How might leaving the EU affect us on an individual basis?
In the run-up to the EU Referendum vote on June 23rd, JOE will be running a number of pieces examining both sides of the debate. Here, we look at some of the possible implications the Brexit on our every day lives.
Mortgages and borrowing money
Most economists and market analysts predict that the pound will fall significantly should we vote to leave the EU on Thursday, as will share prices. Indeed, after the referendum was announced, the pound slumped to a seven-year low against the dollar, and there does seem to be a broad correlation between the fear of Brexit actually happening and exchange rates.
The financial markets hate uncertainty, and whether you think leaving the EU would ultimately be a good or bad thing, it is by its very nature the far riskier move. This would cause investors to drop sterling-denominated assets.
In order to counteract the fall in the pound, the Bank of England would have no real option but to hike up interest rates, to offer lenders a higher return relative to other countries. That's bad news for us because the cost of mortgages and of borrowing money for small businesses would increase significantly.
Travelling and holidays
The expected drop in the pound would mean that your money would be worth less abroad, so spending on your holiday will be more expensive.

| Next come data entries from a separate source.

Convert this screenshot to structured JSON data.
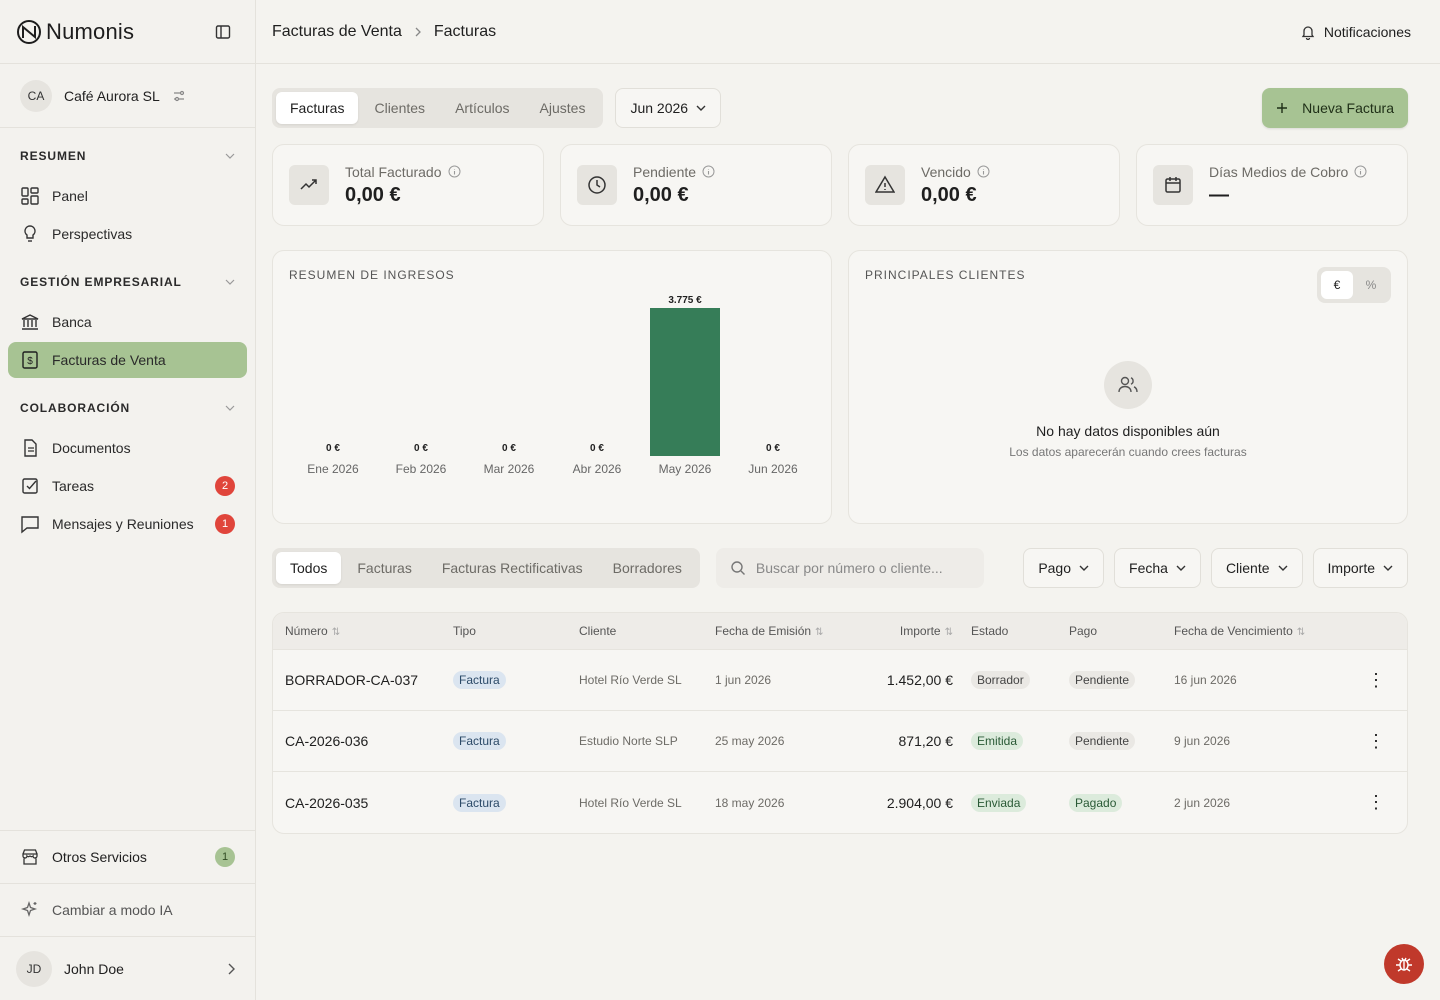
{
  "app": {
    "name": "Numonis"
  },
  "company": {
    "initials": "CA",
    "name": "Café Aurora SL"
  },
  "sidebar": {
    "sections": [
      {
        "title": "RESUMEN",
        "items": [
          {
            "label": "Panel"
          },
          {
            "label": "Perspectivas"
          }
        ]
      },
      {
        "title": "GESTIÓN EMPRESARIAL",
        "items": [
          {
            "label": "Banca"
          },
          {
            "label": "Facturas de Venta"
          }
        ]
      },
      {
        "title": "COLABORACIÓN",
        "items": [
          {
            "label": "Documentos"
          },
          {
            "label": "Tareas",
            "badge": "2"
          },
          {
            "label": "Mensajes y Reuniones",
            "badge": "1"
          }
        ]
      }
    ],
    "other_services": {
      "label": "Otros Servicios",
      "badge": "1"
    },
    "ai_mode": "Cambiar a modo IA",
    "user": {
      "initials": "JD",
      "name": "John Doe"
    }
  },
  "header": {
    "breadcrumb": [
      "Facturas de Venta",
      "Facturas"
    ],
    "notifications": "Notificaciones"
  },
  "tabs": [
    "Facturas",
    "Clientes",
    "Artículos",
    "Ajustes"
  ],
  "period": "Jun 2026",
  "new_invoice": "Nueva Factura",
  "kpis": [
    {
      "label": "Total Facturado",
      "value": "0,00 €",
      "icon": "trending-up-icon"
    },
    {
      "label": "Pendiente",
      "value": "0,00 €",
      "icon": "clock-icon"
    },
    {
      "label": "Vencido",
      "value": "0,00 €",
      "icon": "alert-triangle-icon"
    },
    {
      "label": "Días Medios de Cobro",
      "value": "—",
      "icon": "calendar-icon"
    }
  ],
  "income_panel": {
    "title": "RESUMEN DE INGRESOS"
  },
  "chart_data": {
    "type": "bar",
    "title": "RESUMEN DE INGRESOS",
    "categories": [
      "Ene 2026",
      "Feb 2026",
      "Mar 2026",
      "Abr 2026",
      "May 2026",
      "Jun 2026"
    ],
    "values": [
      0,
      0,
      0,
      0,
      3775,
      0
    ],
    "data_labels": [
      "0 €",
      "0 €",
      "0 €",
      "0 €",
      "3.775 €",
      "0 €"
    ],
    "bar_color": "#367d58",
    "grid": false
  },
  "clients_panel": {
    "title": "PRINCIPALES CLIENTES",
    "toggle": [
      "€",
      "%"
    ],
    "empty_title": "No hay datos disponibles aún",
    "empty_sub": "Los datos aparecerán cuando crees facturas"
  },
  "list_tabs": [
    "Todos",
    "Facturas",
    "Facturas Rectificativas",
    "Borradores"
  ],
  "search": {
    "placeholder": "Buscar por número o cliente..."
  },
  "filters": [
    "Pago",
    "Fecha",
    "Cliente",
    "Importe"
  ],
  "table": {
    "headers": [
      "Número",
      "Tipo",
      "Cliente",
      "Fecha de Emisión",
      "Importe",
      "Estado",
      "Pago",
      "Fecha de Vencimiento"
    ],
    "rows": [
      {
        "numero": "BORRADOR-CA-037",
        "tipo": "Factura",
        "cliente": "Hotel Río Verde SL",
        "fecha": "1 jun 2026",
        "importe": "1.452,00 €",
        "estado": "Borrador",
        "pago": "Pendiente",
        "vencimiento": "16 jun 2026"
      },
      {
        "numero": "CA-2026-036",
        "tipo": "Factura",
        "cliente": "Estudio Norte SLP",
        "fecha": "25 may 2026",
        "importe": "871,20 €",
        "estado": "Emitida",
        "pago": "Pendiente",
        "vencimiento": "9 jun 2026"
      },
      {
        "numero": "CA-2026-035",
        "tipo": "Factura",
        "cliente": "Hotel Río Verde SL",
        "fecha": "18 may 2026",
        "importe": "2.904,00 €",
        "estado": "Enviada",
        "pago": "Pagado",
        "vencimiento": "2 jun 2026"
      }
    ]
  },
  "colors": {
    "accent": "#a7c393",
    "bar": "#367d58",
    "danger": "#e0453b"
  }
}
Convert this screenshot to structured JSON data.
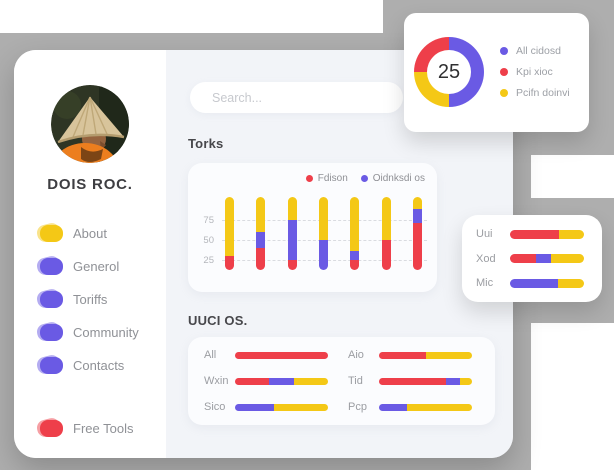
{
  "colors": {
    "red": "#EE3F4A",
    "yellow": "#F4C816",
    "purple": "#6A5AE4",
    "gray_background": "#AEAEAE",
    "content_background": "#F2F4F8"
  },
  "profile": {
    "name": "DOIS ROC."
  },
  "sidebar": {
    "menu": [
      {
        "label": "About",
        "color": "yellow"
      },
      {
        "label": "Generol",
        "color": "purple"
      },
      {
        "label": "Toriffs",
        "color": "purple"
      },
      {
        "label": "Community",
        "color": "purple"
      },
      {
        "label": "Contacts",
        "color": "purple"
      }
    ],
    "footer": {
      "label": "Free Tools",
      "color": "red"
    }
  },
  "search": {
    "placeholder": "Search..."
  },
  "sections": {
    "torks_title": "Torks",
    "uuci_title": "UUCI OS."
  },
  "chart_data": [
    {
      "type": "bar",
      "variant": "stacked-column",
      "title": "Torks",
      "legend": [
        {
          "label": "Fdison",
          "color": "red"
        },
        {
          "label": "Oidnksdi os",
          "color": "purple"
        }
      ],
      "y_ticks": [
        75,
        50,
        25
      ],
      "ylim": [
        0,
        104
      ],
      "grid": "dashed horizontal",
      "stack_order_bottom_up": [
        "red",
        "purple",
        "yellow"
      ],
      "bars": [
        {
          "red": 30,
          "purple": 30
        },
        {
          "red": 40,
          "purple": 60
        },
        {
          "red": 25,
          "purple": 75
        },
        {
          "red": 0,
          "purple": 50
        },
        {
          "red": 25,
          "purple": 37
        },
        {
          "red": 50,
          "purple": 50
        },
        {
          "red": 72,
          "purple": 89
        }
      ],
      "note": "values are cumulative stack boundaries read off the axis; yellow fills from the purple boundary to 104"
    },
    {
      "type": "bar",
      "variant": "stacked-rows-grid",
      "title": "UUCI OS.",
      "columns": [
        [
          {
            "label": "All",
            "segments": [
              [
                "red",
                100
              ]
            ]
          },
          {
            "label": "Wxin",
            "segments": [
              [
                "red",
                37
              ],
              [
                "purple",
                26
              ],
              [
                "yellow",
                37
              ]
            ]
          },
          {
            "label": "Sico",
            "segments": [
              [
                "purple",
                42
              ],
              [
                "yellow",
                58
              ]
            ]
          }
        ],
        [
          {
            "label": "Aio",
            "segments": [
              [
                "red",
                50
              ],
              [
                "yellow",
                50
              ]
            ]
          },
          {
            "label": "Tid",
            "segments": [
              [
                "red",
                72
              ],
              [
                "purple",
                15
              ],
              [
                "yellow",
                13
              ]
            ]
          },
          {
            "label": "Pcp",
            "segments": [
              [
                "purple",
                30
              ],
              [
                "yellow",
                70
              ]
            ]
          }
        ]
      ]
    },
    {
      "type": "bar",
      "variant": "stacked-rows",
      "title": "",
      "rows": [
        {
          "label": "Uui",
          "segments": [
            [
              "red",
              66
            ],
            [
              "yellow",
              34
            ]
          ]
        },
        {
          "label": "Xod",
          "segments": [
            [
              "red",
              35
            ],
            [
              "purple",
              21
            ],
            [
              "yellow",
              44
            ]
          ]
        },
        {
          "label": "Mic",
          "segments": [
            [
              "purple",
              65
            ],
            [
              "yellow",
              35
            ]
          ]
        }
      ]
    },
    {
      "type": "donut",
      "value": "25",
      "segments_clockwise_from_top": [
        {
          "color": "purple",
          "pct": 50
        },
        {
          "color": "yellow",
          "pct": 25
        },
        {
          "color": "red",
          "pct": 25
        }
      ],
      "legend": [
        {
          "label": "All cidosd",
          "color": "purple"
        },
        {
          "label": "Kpi xioc",
          "color": "red"
        },
        {
          "label": "Pcifn doinvi",
          "color": "yellow"
        }
      ]
    }
  ]
}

If you're travelling in Europe, that would at least be offset by an expected negative effect on the Euro too, but most experts expect sterling to drop more drastically.
Budget holidays may be a thing of the past too. No-frills airlines currently take advantage of the single aviation area, which allows them to fly across Europe freely. Since its introduction, fares have fallen by around 40% and routes have increased by 180%. If we leave the EU, this access would need to be renegotiated.
Using your phone or getting injured abroad would be more expensive too. Roaming charges within the EU are currently capped, and fees will be cut to zero from June 2017. Leaving the EU would exempt us from these agreements.
In terms of illness, a European Health Insurance Card (EHIC) entitles us to free or reduced-cost treatment in other EU countries. We'd have to renegotiate the terms our healthcare in the EU were we to exit.
Immigration and taxes
Whatever your feelings about how the free-movement of labour within the EU affects our way of life, the taxes paid by predominantly young and employed EU immigrants help prop up our ageing population. A steady influx of working immigrants is vital to the growth and sustainability of our economy.
HMRC data shows that EU migrants coming into the country in the last four years paid £2.5bn more in income tax and national insurance than they took in tax credits and child benefit. In terms of them 'taking our jobs', this has coincided with an 1 million increase in British people in work.
If we significantly reduce the number of foreign workers entering the country, this would not only have serious implications for certain sectors (such as the NHS who rely heavily on skilled migrant workers), but also put more onus on us to cover the cost of our ageing demographic, be it through increased taxes or cuts in other areas.
The alternative is to significantly increase the number of immigrants coming into the country from outside of the EU. Non-EU migrants already outnumber EU migrants (and always have done) - despite the fact that EU workers are currently free to enter. This would not appease those wanting 'their country back'.
Being part of the EU means that our government has to grant us certain employment rights. Part-time workers are entitled to the same basic rights as full-time workers; employees with children are allowed to take leave to look after their kids; temps on fixed-term contracts have to be treated the same as permanent staff.
European legislation also means employees cannot be discriminated against due to their age, sexual orientation, disabilities or beliefs. And we are entitled to certain levels of paid holiday and breaks. The government can't take these rights away from us due to our membership to the EU.
The fear for those opposed to Brexit is that those safeguards will be removed, and that the politicians leading the Leave campaign happen to be members of UKIP and the right-wing of the Conservative party - those most in favour of a full opt-out from the EU’s working-time directive and the agency workers' directive.
With David Cameron expected to resign if the country votes to leave the EU this week, critics worry this will leave the likes of Boris Johnson, Michael Gove, Liam Fox and perhaps even Nigel Farage with a mandate to take over control. Indeed it is rumoured that Farage has been promised a cabinet post in a post-Brexit government led by Johnson.